Sentita e numerosa partecipazione con il dovuto distanziamento: tanta gente è rimasta all'esterno del piazzale per non creare assembramenti. Le parole di don Floriano, la lettera della nipote e la promessa della Misericordia. Riposerà nel cimitero di San Felice a Ema


Sentita e numerosa partecipazione oggi pomeriggio a San Felice a Ema per il funerale di Gaetano Ceccatelli, il carrozziere morto improvvisamente sabato scorso mentre andava in bici vicino alla Certosa del Galluzzo, il suo paese.

Tanta, tantissima gente ma nessun assembramento perché molti sono rimasti nella parte esterna del piazzale, tra balzi e muretti, tutti ben distanziati. L'altoparlante ha trasmesso la cerimonia condotta dal proposto di San Felice a Ema, don Floriano Donatini, assieme al parroco del Galluzzo don Francesco Catelani con l'assistenza del diacono Roberto Massimo. 

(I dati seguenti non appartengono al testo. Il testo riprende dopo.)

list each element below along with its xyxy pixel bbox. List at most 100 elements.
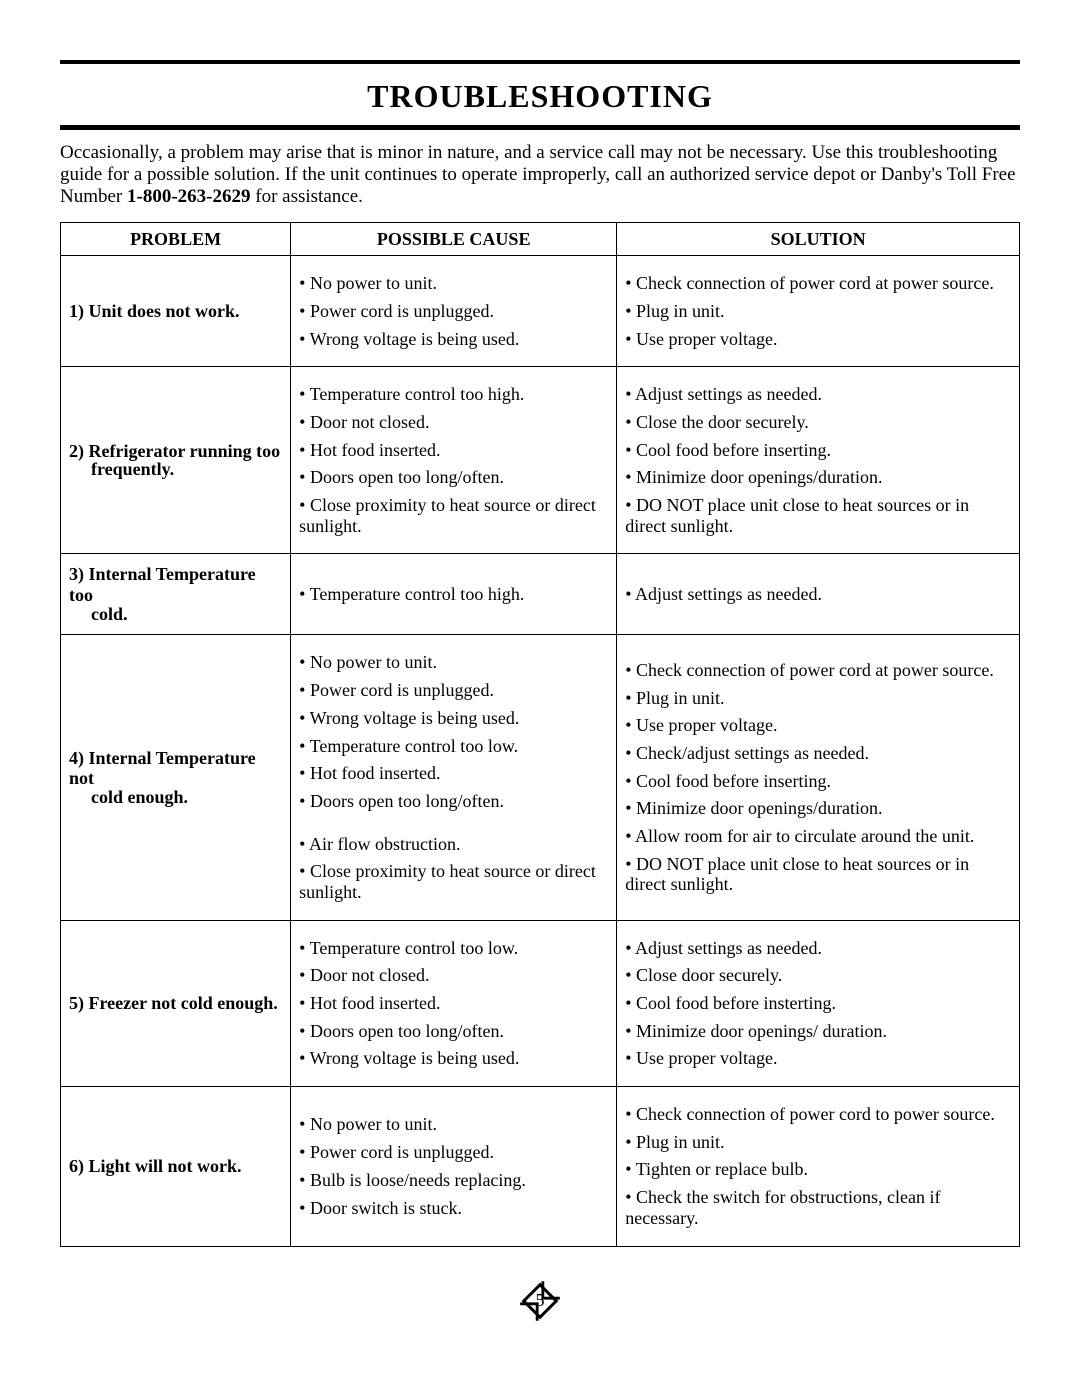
header-cause: POSSIBLE CAUSE — [291, 222, 617, 256]
cause-cell: Temperature control too high. Door not cl… — [291, 367, 617, 554]
solution-item: Check connection of power cord at power … — [625, 660, 1011, 681]
problem-text: Internal Temperature too — [69, 564, 256, 605]
page-badge-icon: 5 — [520, 1281, 560, 1321]
cause-item: Doors open too long/often. — [299, 467, 608, 488]
solution-item: Adjust settings as needed. — [625, 384, 1011, 405]
table-row: 2) Refrigerator running toofrequently.Te… — [61, 367, 1020, 554]
solution-cell: Adjust settings as needed. Close door sec… — [617, 920, 1020, 1086]
table-body: 1) Unit does not work. No power to unit. P… — [61, 256, 1020, 1246]
problem-number: 2) — [69, 441, 84, 462]
cause-item: Temperature control too high. — [299, 384, 608, 405]
problem-text: Internal Temperature not — [69, 748, 256, 789]
solution-item: Check connection of power cord at power … — [625, 273, 1011, 294]
cause-item: Hot food inserted. — [299, 763, 608, 784]
table-row: 1) Unit does not work. No power to unit. P… — [61, 256, 1020, 367]
phone-number: 1-800-263-2629 — [127, 186, 250, 207]
troubleshooting-table: PROBLEM POSSIBLE CAUSE SOLUTION 1) Unit … — [60, 222, 1020, 1247]
cause-item: Wrong voltage is being used. — [299, 329, 608, 350]
header-problem: PROBLEM — [61, 222, 291, 256]
solution-item: Check the switch for obstructions, clean… — [625, 1187, 1011, 1228]
problem-text: Refrigerator running too — [89, 441, 281, 461]
problem-text: Unit does not work. — [89, 301, 240, 321]
cause-item: Power cord is unplugged. — [299, 1142, 608, 1163]
problem-cell: 5) Freezer not cold enough. — [61, 920, 291, 1086]
problem-cell: 6) Light will not work. — [61, 1087, 291, 1246]
cause-item: Temperature control too high. — [299, 584, 608, 605]
problem-number: 1) — [69, 301, 84, 322]
solution-item: DO NOT place unit close to heat sources … — [625, 495, 1011, 536]
solution-item: Check connection of power cord to power … — [625, 1104, 1011, 1125]
cause-cell: No power to unit. Power cord is unplugged… — [291, 635, 617, 920]
solution-item: Minimize door openings/duration. — [625, 467, 1011, 488]
page-number: 5 — [536, 1290, 545, 1311]
problem-text-line2: cold. — [69, 604, 282, 625]
cause-cell: No power to unit. Power cord is unplugged… — [291, 1087, 617, 1246]
solution-item: Allow room for air to circulate around t… — [625, 826, 1011, 847]
solution-item: Use proper voltage. — [625, 1048, 1011, 1069]
intro-post: for assistance. — [251, 186, 363, 207]
page-title: TROUBLESHOOTING — [60, 78, 1020, 115]
solution-cell: Adjust settings as needed.Close the door… — [617, 367, 1020, 554]
cause-item: Wrong voltage is being used. — [299, 1048, 608, 1069]
solution-cell: Check connection of power cord at power … — [617, 256, 1020, 367]
title-underline — [60, 125, 1020, 130]
solution-item: Plug in unit. — [625, 301, 1011, 322]
problem-text-line2: cold enough. — [69, 787, 282, 808]
cause-item: Doors open too long/often. — [299, 791, 608, 812]
solution-item: Minimize door openings/ duration. — [625, 1021, 1011, 1042]
solution-item: Adjust settings as needed. — [625, 584, 1011, 605]
table-row: 4) Internal Temperature notcold enough. N… — [61, 635, 1020, 920]
solution-item: DO NOT place unit close to heat sources … — [625, 854, 1011, 895]
problem-cell: 1) Unit does not work. — [61, 256, 291, 367]
solution-item: Use proper voltage. — [625, 715, 1011, 736]
solution-cell: Adjust settings as needed. — [617, 554, 1020, 635]
solution-cell: Check connection of power cord to power … — [617, 1087, 1020, 1246]
cause-item: Temperature control too low. — [299, 736, 608, 757]
page-number-wrap: 5 — [60, 1281, 1020, 1326]
problem-text: Light will not work. — [89, 1156, 242, 1176]
cause-cell: No power to unit. Power cord is unplugged… — [291, 256, 617, 367]
solution-item: Cool food before inserting. — [625, 440, 1011, 461]
problem-cell: 3) Internal Temperature toocold. — [61, 554, 291, 635]
problem-number: 4) — [69, 748, 84, 769]
top-rule — [60, 60, 1020, 64]
solution-item: Cool food before inserting. — [625, 771, 1011, 792]
cause-item: Door switch is stuck. — [299, 1198, 608, 1219]
cause-item: No power to unit. — [299, 1114, 608, 1135]
solution-item: Plug in unit. — [625, 688, 1011, 709]
solution-item: Cool food before insterting. — [625, 993, 1011, 1014]
problem-number: 5) — [69, 993, 84, 1014]
header-solution: SOLUTION — [617, 222, 1020, 256]
cause-item: No power to unit. — [299, 652, 608, 673]
cause-item: Doors open too long/often. — [299, 1021, 608, 1042]
cause-item: Close proximity to heat source or direct… — [299, 495, 608, 536]
table-row: 5) Freezer not cold enough.Temperature c… — [61, 920, 1020, 1086]
cause-item: Wrong voltage is being used. — [299, 708, 608, 729]
solution-item: Tighten or replace bulb. — [625, 1159, 1011, 1180]
cause-item: Close proximity to heat source or direct… — [299, 861, 608, 902]
solution-item: Minimize door openings/duration. — [625, 798, 1011, 819]
problem-text-line2: frequently. — [69, 459, 282, 480]
cause-cell: Temperature control too low.Door not clo… — [291, 920, 617, 1086]
intro-paragraph: Occasionally, a problem may arise that i… — [60, 142, 1020, 208]
cause-item: Hot food inserted. — [299, 440, 608, 461]
cause-item: Bulb is loose/needs replacing. — [299, 1170, 608, 1191]
table-header-row: PROBLEM POSSIBLE CAUSE SOLUTION — [61, 222, 1020, 256]
cause-item: Power cord is unplugged. — [299, 301, 608, 322]
solution-cell: Check connection of power cord at power … — [617, 635, 1020, 920]
cause-item: Temperature control too low. — [299, 938, 608, 959]
solution-item: Use proper voltage. — [625, 329, 1011, 350]
solution-item: Check/adjust settings as needed. — [625, 743, 1011, 764]
table-row: 3) Internal Temperature toocold. Temperat… — [61, 554, 1020, 635]
cause-item: Hot food inserted. — [299, 993, 608, 1014]
solution-item: Close door securely. — [625, 965, 1011, 986]
solution-item: Plug in unit. — [625, 1132, 1011, 1153]
problem-cell: 2) Refrigerator running toofrequently. — [61, 367, 291, 554]
cause-item: Door not closed. — [299, 412, 608, 433]
solution-item: Adjust settings as needed. — [625, 938, 1011, 959]
cause-item: Power cord is unplugged. — [299, 680, 608, 701]
cause-cell: Temperature control too high. — [291, 554, 617, 635]
cause-item: Air flow obstruction. — [299, 834, 608, 855]
problem-number: 3) — [69, 564, 84, 585]
cause-item: No power to unit. — [299, 273, 608, 294]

Belle le parole di don Floriano, toccante la lettera della nipote, solenne la promessa della Misericordia del Galluzzo fatta attraverso il provveditore Magnolfi: la Certosina, il raduno di bici storiche di cui Gaetano era l'anima, verrà fatta proseguire con amore e passione dall'associazione di volontariato. Magnolfi a tratti ha pianto per il dolore di una perdita che veramente ha colpito profondamente il Galluzzo. Perché, come ha ricordato don Floriano, "Gaetano era una persona davvero speciale, non si vedeva il limite di quel sorriso buono dietro i suoi baffi. Un sorriso che ti diceva che lui ti stimava, Gaetano aveva un modo semplice di approcciarsi alle persone, semplice ma allo stesso tempo accogliente. La sua officina era un punto di riferimento perché c'era lui, Gaetano (che qualcuno chiamava Gano). Uno come lui non si può pensare al passato. In questo scatto che hai voluto fare - ha detto ancora don Floriano con riferimento al ciclismo che Ceccatelli amava tanto e praticava - ci hai anticipato e non di poco... Ora ci aspetti nel cielo, Gaetano prega per tutti noi".

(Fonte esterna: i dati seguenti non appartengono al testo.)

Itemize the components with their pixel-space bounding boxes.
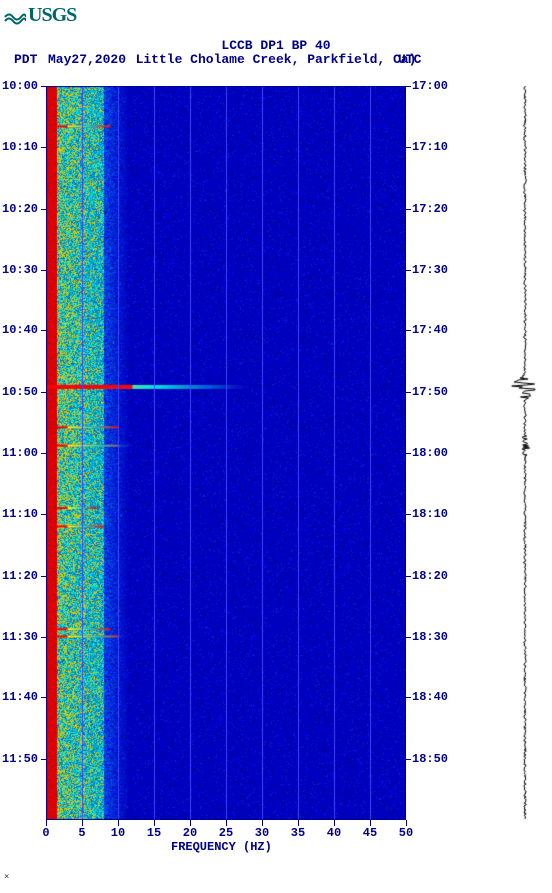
y-tick-mark <box>41 147 46 148</box>
x-tick-label: 25 <box>219 826 233 840</box>
y-tick-left: 11:20 <box>2 569 38 583</box>
y-tick-mark <box>41 576 46 577</box>
plot-title: LCCB DP1 BP 40 <box>0 38 552 53</box>
y-tick-left: 11:00 <box>2 446 38 460</box>
wave-icon <box>4 7 26 25</box>
x-axis-label: FREQUENCY (HZ) <box>171 840 272 854</box>
y-tick-left: 10:10 <box>2 140 38 154</box>
y-tick-mark <box>406 392 411 393</box>
x-tick-label: 45 <box>363 826 377 840</box>
x-tick-label: 30 <box>255 826 269 840</box>
y-tick-mark <box>41 453 46 454</box>
x-tick-label: 0 <box>42 826 49 840</box>
y-tick-left: 11:30 <box>2 630 38 644</box>
y-tick-mark <box>406 209 411 210</box>
y-tick-right: 18:50 <box>412 752 448 766</box>
y-tick-mark <box>406 270 411 271</box>
x-tick-label: 10 <box>111 826 125 840</box>
y-tick-left: 11:50 <box>2 752 38 766</box>
y-tick-left: 10:50 <box>2 385 38 399</box>
y-tick-mark <box>406 576 411 577</box>
y-tick-mark <box>406 637 411 638</box>
x-tick-label: 15 <box>147 826 161 840</box>
y-tick-mark <box>406 330 411 331</box>
waveform-canvas <box>502 86 548 820</box>
y-tick-right: 17:30 <box>412 263 448 277</box>
y-tick-left: 10:30 <box>2 263 38 277</box>
y-tick-mark <box>406 453 411 454</box>
y-tick-right: 17:10 <box>412 140 448 154</box>
x-tick-label: 50 <box>399 826 413 840</box>
x-tick-label: 20 <box>183 826 197 840</box>
y-tick-left: 10:20 <box>2 202 38 216</box>
y-tick-mark <box>41 270 46 271</box>
location-label: Little Cholame Creek, Parkfield, Ca) <box>0 52 552 67</box>
y-tick-mark <box>41 697 46 698</box>
usgs-logo: USGS <box>4 4 76 27</box>
y-tick-mark <box>41 759 46 760</box>
y-tick-right: 18:40 <box>412 690 448 704</box>
spectrogram-area <box>46 86 406 820</box>
y-tick-mark <box>41 330 46 331</box>
y-tick-mark <box>406 514 411 515</box>
y-tick-right: 18:20 <box>412 569 448 583</box>
spectrogram-canvas <box>46 86 406 820</box>
x-tick-label: 35 <box>291 826 305 840</box>
y-tick-left: 11:40 <box>2 690 38 704</box>
y-tick-right: 17:40 <box>412 323 448 337</box>
y-tick-right: 18:30 <box>412 630 448 644</box>
y-tick-mark <box>406 147 411 148</box>
y-tick-mark <box>406 86 411 87</box>
y-tick-right: 18:10 <box>412 507 448 521</box>
x-tick-label: 40 <box>327 826 341 840</box>
y-tick-mark <box>406 759 411 760</box>
y-tick-mark <box>41 86 46 87</box>
x-tick-label: 5 <box>78 826 85 840</box>
logo-text: USGS <box>28 4 76 27</box>
corner-mark: × <box>4 872 9 882</box>
y-tick-left: 11:10 <box>2 507 38 521</box>
y-tick-left: 10:40 <box>2 323 38 337</box>
y-tick-right: 17:50 <box>412 385 448 399</box>
y-tick-mark <box>406 697 411 698</box>
y-tick-right: 17:00 <box>412 79 448 93</box>
y-tick-mark <box>41 392 46 393</box>
y-tick-right: 17:20 <box>412 202 448 216</box>
y-tick-left: 10:00 <box>2 79 38 93</box>
y-tick-mark <box>41 209 46 210</box>
tz-right-label: UTC <box>398 52 421 67</box>
y-tick-right: 18:00 <box>412 446 448 460</box>
y-tick-mark <box>41 637 46 638</box>
y-tick-mark <box>41 514 46 515</box>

Don Floriano ha pronunciato le parole che la nipote, a nome della famiglia, ha rivolto allo zio Gaetano attraverso una lettera: "Eri sempre indaffarato zio... Mai fermo, mai stanco. Quando ci hai lasciato era un bel giorno ma non per partire. Zio, perché proprio ora? Senza un saluto, né un addio... La verità è che un perché non c'è... Di sicuro da lassù darai ogni tanto una controllatina alla tua bottega...".

Alla fine, non potendo gli amici stringersi ai familiari per le prescrizioni anti Covid, il sacerdote ha invitato tutti a rivolgere un caloroso applauso a Gaetano. E l'applauso c'è stato, lungo, forte, convinto...

Tra i presenti alla cerimonia anche alcuni rappresentanti delle istituzioni: l'assessore Cosimo Guccione, la presidente del Quartiere 3 Serena Perini e Letizia Perini, consigliera comunale dem. Essendo del Galluzzo, conoscevano bene Gaetano e le sue qualità umane straordinarie. "Mi sono commossa tanto - rivela Letizia Perini su Facebook - , ripensando a quanto bene hai dato a tutti noi. Una vita ricca di grandi passioni 🚴🏻♂️🚚, buoni amici e tanto amore 💛💙Ti voglio bene Gaetano. La Certosina correrà per te e con te".

Gaetano Ceccatelli riposerà nel cimitero di San Felice a Ema.